View of ground control from a OnePlus phone mounted on a Y6 UAV:
A report from the first flight test of the new UAV android software with the Exeter University UAV science group. We had two aircraft, a nice battle hardened fixed wing RC plane and a very futuristic 3D robotics RTF Y6. We also had two phones for testing, an old cheap Acer Liquid Glow E330 (the old lobster phone) and a new, expensive Oneplus One A0001. Both were running the same version (0.2) of the visual programming toolkit which I quietly released yesterday.
Here is the high-tech mounting solution for the RC aircraft. There were a lot of problems with the Acer, I’m not sure if the GPS triggering was happening too fast or if there is a problem with this particular model of phone but the images appear to be corrupted and overwriting each other (none of this happened in prior testing of course 🙂 Despite this, there were some Ok shots, but a lot of vibration from the petrol motor during acceleration.
We tried two types of programs running on the phones, one triggered photos by a simple timer, the other used GPS distance, altitude and camera angle in order to calculate an overlap coverage. Both seems to work well, although I need to go through the sensor data for each image to check the coverage by positioning the images using the GPS. One thing I was worried about was the pitch and yaw of the aircraft – but with the Y6 this was extremely stable, along with the altitude too, which can be controlled automatically at a set height.
The vibration seemed less of a problem on the Y6, but on one of the flights the power button got pressed bringing up the keylock screen which annoyingly prevents the camera from working. We did however capture lots of sensor data – accelerometer, magnetometer, orientation and gravity with no problems on the Acer.
The OnePlus phone worked pretty flawlessly overall, and we left it till last as it’s a bit less expendable!

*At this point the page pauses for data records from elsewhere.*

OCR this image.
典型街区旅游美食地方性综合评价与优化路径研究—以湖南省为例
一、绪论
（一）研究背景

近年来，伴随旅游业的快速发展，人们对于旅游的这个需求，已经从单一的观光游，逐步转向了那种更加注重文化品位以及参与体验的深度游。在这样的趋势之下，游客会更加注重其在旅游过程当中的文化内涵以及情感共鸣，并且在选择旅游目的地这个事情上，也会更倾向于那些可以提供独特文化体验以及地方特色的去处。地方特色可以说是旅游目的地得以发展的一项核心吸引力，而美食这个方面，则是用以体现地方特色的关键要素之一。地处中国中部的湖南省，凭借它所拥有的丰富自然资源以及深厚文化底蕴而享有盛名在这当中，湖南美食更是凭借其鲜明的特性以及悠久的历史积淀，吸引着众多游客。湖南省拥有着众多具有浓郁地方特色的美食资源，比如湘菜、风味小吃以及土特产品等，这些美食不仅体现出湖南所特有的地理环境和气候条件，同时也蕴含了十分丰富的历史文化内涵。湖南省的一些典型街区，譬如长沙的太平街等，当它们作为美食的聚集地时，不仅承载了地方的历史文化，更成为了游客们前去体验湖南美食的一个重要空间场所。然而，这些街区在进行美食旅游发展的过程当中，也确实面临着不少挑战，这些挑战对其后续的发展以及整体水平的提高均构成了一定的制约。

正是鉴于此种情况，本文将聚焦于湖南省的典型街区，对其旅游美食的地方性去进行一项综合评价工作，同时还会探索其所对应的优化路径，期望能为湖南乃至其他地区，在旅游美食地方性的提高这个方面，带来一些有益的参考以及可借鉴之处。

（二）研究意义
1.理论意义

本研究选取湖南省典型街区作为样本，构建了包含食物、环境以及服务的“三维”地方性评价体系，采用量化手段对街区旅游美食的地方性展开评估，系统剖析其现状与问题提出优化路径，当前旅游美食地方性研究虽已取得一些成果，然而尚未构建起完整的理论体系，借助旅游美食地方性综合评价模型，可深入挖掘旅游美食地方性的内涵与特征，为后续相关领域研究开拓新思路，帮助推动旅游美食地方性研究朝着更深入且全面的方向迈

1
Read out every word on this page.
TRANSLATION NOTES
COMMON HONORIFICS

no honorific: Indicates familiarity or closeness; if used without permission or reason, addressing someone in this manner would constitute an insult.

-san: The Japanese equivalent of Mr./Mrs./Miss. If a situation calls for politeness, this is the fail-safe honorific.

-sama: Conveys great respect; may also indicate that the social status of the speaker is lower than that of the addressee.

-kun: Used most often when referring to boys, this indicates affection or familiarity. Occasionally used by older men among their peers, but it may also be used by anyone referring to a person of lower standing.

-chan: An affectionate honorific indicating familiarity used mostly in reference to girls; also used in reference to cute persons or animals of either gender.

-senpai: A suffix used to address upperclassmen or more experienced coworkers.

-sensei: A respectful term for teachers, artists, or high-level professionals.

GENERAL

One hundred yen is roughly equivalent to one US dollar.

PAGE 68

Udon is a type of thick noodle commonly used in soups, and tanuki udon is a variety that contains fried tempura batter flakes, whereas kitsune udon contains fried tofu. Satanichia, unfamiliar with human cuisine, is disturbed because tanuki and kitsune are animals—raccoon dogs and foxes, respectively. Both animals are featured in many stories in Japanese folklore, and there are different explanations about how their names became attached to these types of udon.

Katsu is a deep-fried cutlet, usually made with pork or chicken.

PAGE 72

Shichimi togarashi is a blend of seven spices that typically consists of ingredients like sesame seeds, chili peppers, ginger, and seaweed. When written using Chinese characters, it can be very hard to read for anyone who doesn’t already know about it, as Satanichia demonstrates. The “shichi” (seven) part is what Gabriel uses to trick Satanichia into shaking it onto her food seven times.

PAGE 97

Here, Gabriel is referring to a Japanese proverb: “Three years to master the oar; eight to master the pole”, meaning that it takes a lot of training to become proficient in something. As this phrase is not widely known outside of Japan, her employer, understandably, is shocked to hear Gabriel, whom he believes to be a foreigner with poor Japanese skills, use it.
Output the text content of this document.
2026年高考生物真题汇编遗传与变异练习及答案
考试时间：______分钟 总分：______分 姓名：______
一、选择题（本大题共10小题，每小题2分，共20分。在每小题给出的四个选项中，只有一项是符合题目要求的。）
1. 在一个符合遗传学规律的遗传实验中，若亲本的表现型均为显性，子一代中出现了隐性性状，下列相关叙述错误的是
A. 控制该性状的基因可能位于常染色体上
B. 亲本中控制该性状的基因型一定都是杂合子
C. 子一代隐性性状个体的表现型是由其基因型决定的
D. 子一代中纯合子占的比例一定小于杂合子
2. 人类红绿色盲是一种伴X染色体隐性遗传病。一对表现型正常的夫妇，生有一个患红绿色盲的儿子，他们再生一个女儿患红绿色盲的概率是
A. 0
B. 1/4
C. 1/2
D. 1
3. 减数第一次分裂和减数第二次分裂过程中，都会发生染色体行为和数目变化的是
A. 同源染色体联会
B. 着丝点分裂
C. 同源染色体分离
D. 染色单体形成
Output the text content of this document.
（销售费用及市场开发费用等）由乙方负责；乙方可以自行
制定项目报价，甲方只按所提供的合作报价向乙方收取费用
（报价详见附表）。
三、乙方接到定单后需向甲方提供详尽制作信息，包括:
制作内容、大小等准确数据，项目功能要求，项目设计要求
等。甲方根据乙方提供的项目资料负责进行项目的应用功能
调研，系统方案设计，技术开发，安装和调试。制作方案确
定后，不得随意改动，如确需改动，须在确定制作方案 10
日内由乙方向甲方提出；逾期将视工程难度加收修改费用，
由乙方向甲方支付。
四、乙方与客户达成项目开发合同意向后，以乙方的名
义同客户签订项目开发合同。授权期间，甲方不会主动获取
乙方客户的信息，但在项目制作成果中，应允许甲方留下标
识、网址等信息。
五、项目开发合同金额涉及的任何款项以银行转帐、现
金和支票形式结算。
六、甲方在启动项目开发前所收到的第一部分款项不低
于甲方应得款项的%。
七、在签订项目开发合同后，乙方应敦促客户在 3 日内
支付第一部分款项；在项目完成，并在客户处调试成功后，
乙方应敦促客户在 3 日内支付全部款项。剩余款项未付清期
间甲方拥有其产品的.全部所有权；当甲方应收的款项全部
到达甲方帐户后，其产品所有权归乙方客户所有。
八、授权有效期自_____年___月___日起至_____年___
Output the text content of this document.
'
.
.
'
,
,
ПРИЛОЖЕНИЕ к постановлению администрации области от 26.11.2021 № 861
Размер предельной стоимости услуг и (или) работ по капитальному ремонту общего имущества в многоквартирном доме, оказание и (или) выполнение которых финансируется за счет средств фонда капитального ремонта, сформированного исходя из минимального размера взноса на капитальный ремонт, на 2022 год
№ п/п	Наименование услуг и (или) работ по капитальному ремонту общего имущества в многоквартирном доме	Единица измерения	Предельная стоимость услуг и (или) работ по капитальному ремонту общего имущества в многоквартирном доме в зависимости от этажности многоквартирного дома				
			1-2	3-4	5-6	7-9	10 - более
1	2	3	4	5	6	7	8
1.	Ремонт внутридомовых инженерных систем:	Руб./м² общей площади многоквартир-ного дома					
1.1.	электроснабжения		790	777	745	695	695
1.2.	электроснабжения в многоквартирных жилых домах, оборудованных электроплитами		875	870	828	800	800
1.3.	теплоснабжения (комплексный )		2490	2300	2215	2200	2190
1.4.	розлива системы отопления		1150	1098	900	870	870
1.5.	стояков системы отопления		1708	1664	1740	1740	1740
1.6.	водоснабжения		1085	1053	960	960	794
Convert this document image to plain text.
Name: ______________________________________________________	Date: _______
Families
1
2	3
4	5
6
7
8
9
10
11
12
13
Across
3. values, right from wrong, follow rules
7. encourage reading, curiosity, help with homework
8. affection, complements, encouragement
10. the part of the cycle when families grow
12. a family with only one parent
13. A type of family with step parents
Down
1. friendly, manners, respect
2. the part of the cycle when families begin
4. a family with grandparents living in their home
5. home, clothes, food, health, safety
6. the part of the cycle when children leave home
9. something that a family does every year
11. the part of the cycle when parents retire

It’s possible to mount phones easily underneath the batteries on the Y6 without the need for tape, which looks a bit more professional:
We still have problems with vibration, which seems to cause the bands of fuzziness (see the bottom and top photos) so things to look at next include:
- Cushioning for the phone (probably just a small bit of foam).
- Reproducing and fixing the Acer camera problem.
- Some kind of audio indication from the phone that the camera is working etc.
- Try again to lock the keys on the phone or override the key lock screen.
- More camera controls, override and lock the exposure.
- Output raw files instead of running the jpeg compression in the air! This seems to take longer than actually taking the photo, and we don’t care about space on the sdcard.